Abstract
Allogeneic hematopoietic cell transplantation (alloHCT) is a potentially curative treatment for many hematologic malignancies. Reduced-intensity conditioning (RIC) has expanded transplant options, especially for older and frail patients, reducing transplant-related mortality (TRM). Fludarabine (Flu) is the most common conditioning agent used. It is typically dosed based on body surface area (BSA). However, BSA-based dosing is associated with significant variability in drug exposure. Dose optimization using population pharmacokinetic (popPK) modeling has been evaluated to better calculate and predict patient-specific Flu exposure. Langenhorst et al. utilized a popPK model to determine an optimal Flu exposure in patients undergoing myeloablative conditioning; over- or under-exposure of Flu was associated with increased TRM or graft failure. Increasing evidence now suggests that non-optimal Flu exposure is also associated with poor outcomes in patients receiving RIC. To our knowledge, no studies have yet validated the popPK-based dosing thresholds proposed by Langenhorst et al. in adult patients undergoing RIC.
We conducted a single-center retrospective study of adult patients who underwent HLA-matched (8/8) or mismatched (7/8) unrelated donor peripheral blood alloHCT after RIC for hematologic malignancies on two prospective clinical trials (NCT02356159; NCT00520130). The RIC regimen consisted of concurrent cyclophosphamide (1200 mg/m2/day) and Flu (30 mg/m2/day) administered for 4 days (days −6 to −3). Patients with renal impairment (creatinine clearance <70 mL/min/1.73 m2) received a 20% dose reduction. Graft-versus-host disease (GVHD) prophylaxis consisted of either alemtuzumab and cyclosporine (AC) or tacrolimus, methotrexate, and sirolimus (TMS).
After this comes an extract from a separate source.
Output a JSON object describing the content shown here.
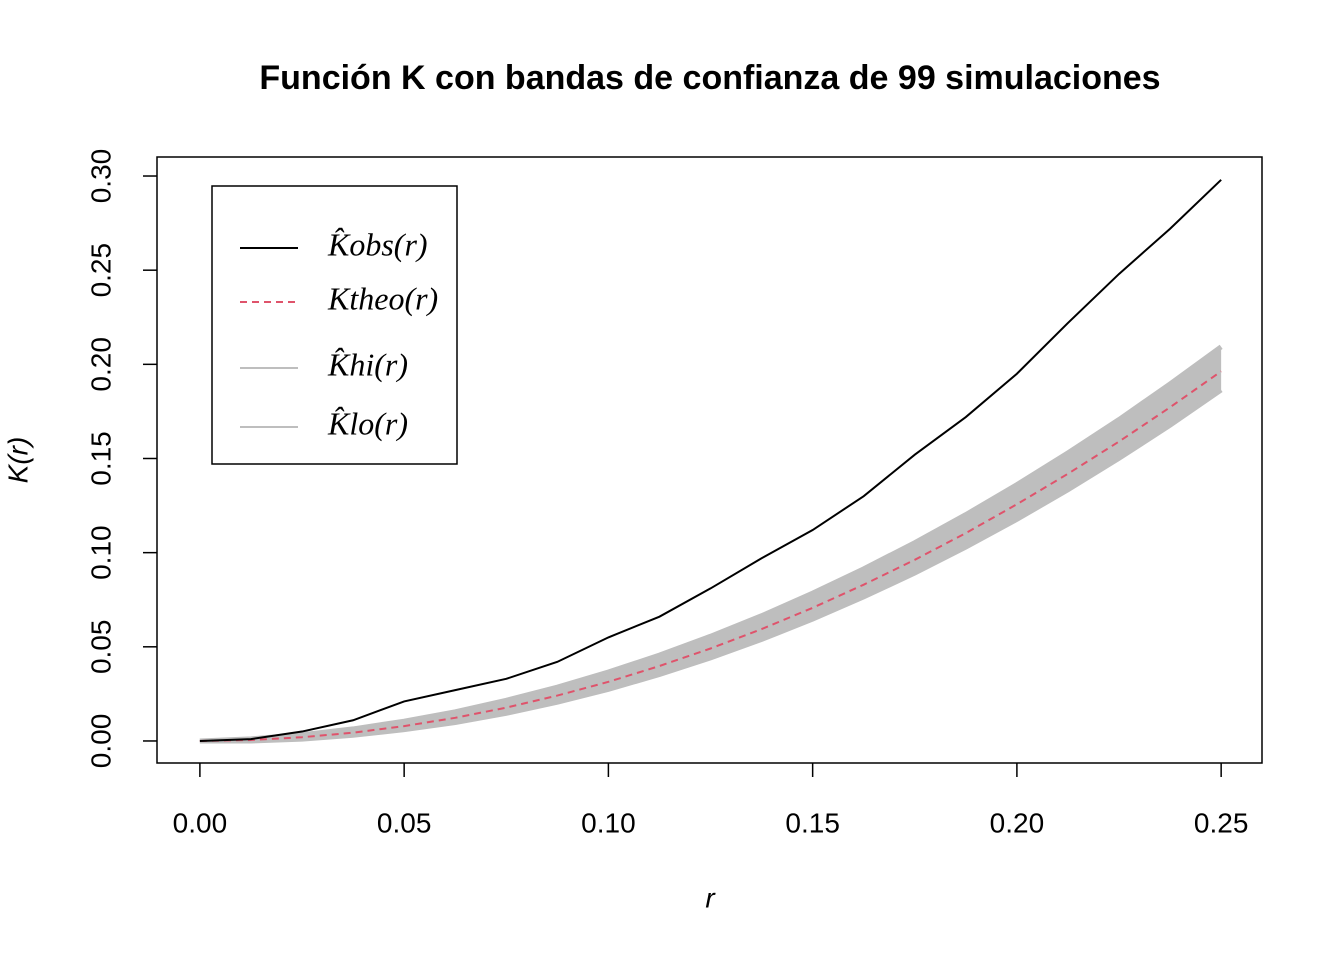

Flu PK was simulated using a popPK model adapted from Langenhorst et al., which demonstrated body weight and eGFR to be strong predictors of drug exposure (i.e., cumulative area under the curve over 4 Flu doses [cAUC]). Previously established drug exposure thresholds were applied (optimal Flu cAUC: 20±5 mg*h/L). The primary endpoint was 1-year overall survival (OS), adjusted for previously identified risk factors in this population. Patients were censored at one year for statistical analysis.
We included 114 patients undergoing alloHCT between 10/2007 and 11/2022. The median age was 47.9 years (range: 20.1–71.1); 72 (63.1%) were males. 76 patients (66.7%) had HCT-CI ≥2 and 25 (21.9%) were ≥60 years. The most common indication for alloHCT was B-NHL (26.3%) followed by CLL (14.9%), MDS/AML (14.9%), and ALL (13.1%). 97 patients (85.1%) received MUD grafts. GVHD prophylaxis consisted of TMS in 70 patients (61.4%), while the remaining patients received AC.
The average simulated Flu cAUC was 17.9 mg*h/L (range: 12.1–28.18). For 84 patients (73.7%), the cAUC was within the optimal range, while 26 patients were underexposed and only 4 patients were overexposed. Seven patients received renally adjusted dosing. Patients were followed for a median of 172 months (95% CI: 154–257). At one year, 76 patients (66.7%) were alive: 63.1% (53/84) in the optimal-exposure group and 76.7% (23/30) in the non-optimal group. However, the difference in 1-year OS between the two groups was not statistically significant (log-rank p=0.20), even when adjusted for GVHD prophylaxis, HLA matching, CMV positivity, age >60 years, and HCT-CI (HR=2.03 [95% CI: 0.87-4.77], p=0.10). In multivariate Cox regression, factors significantly associated with improved 1-year OS included GVHD prophylaxis with TMS (HR=0.52 [0.27-0.99], p=0.05) and use of MUD graft (HR=0.39 [0.18-0.81], p=0.01). In contrast, CMV positivity (HR=2.40 [1.14-5.05], p=0.02) and HCT-CI ≥2 (HR=2.81 [1.17-6.74], p=0.02) were associated with worse OS at one year.
In conclusion, cumulative 120 mg/m2 Flu dosing with renal adjustment achieved an optimal Flu cAUC of 20±5 mg*h/L in the majority of patients (73.7%) per the popPK model simulation. In this analysis, achieving optimal Flu exposure was not associated with improved OS at 1-year in patients undergoing alloHCT with RIC. While our findings suggest that the current dosing approach is effective in preventing Flu overexposure, larger studies are needed to adequately assess the impact of Flu exposure on survival outcomes. Future prospective research is warranted to refine and validate optimal Flu exposure in the RIC alloHCT setting.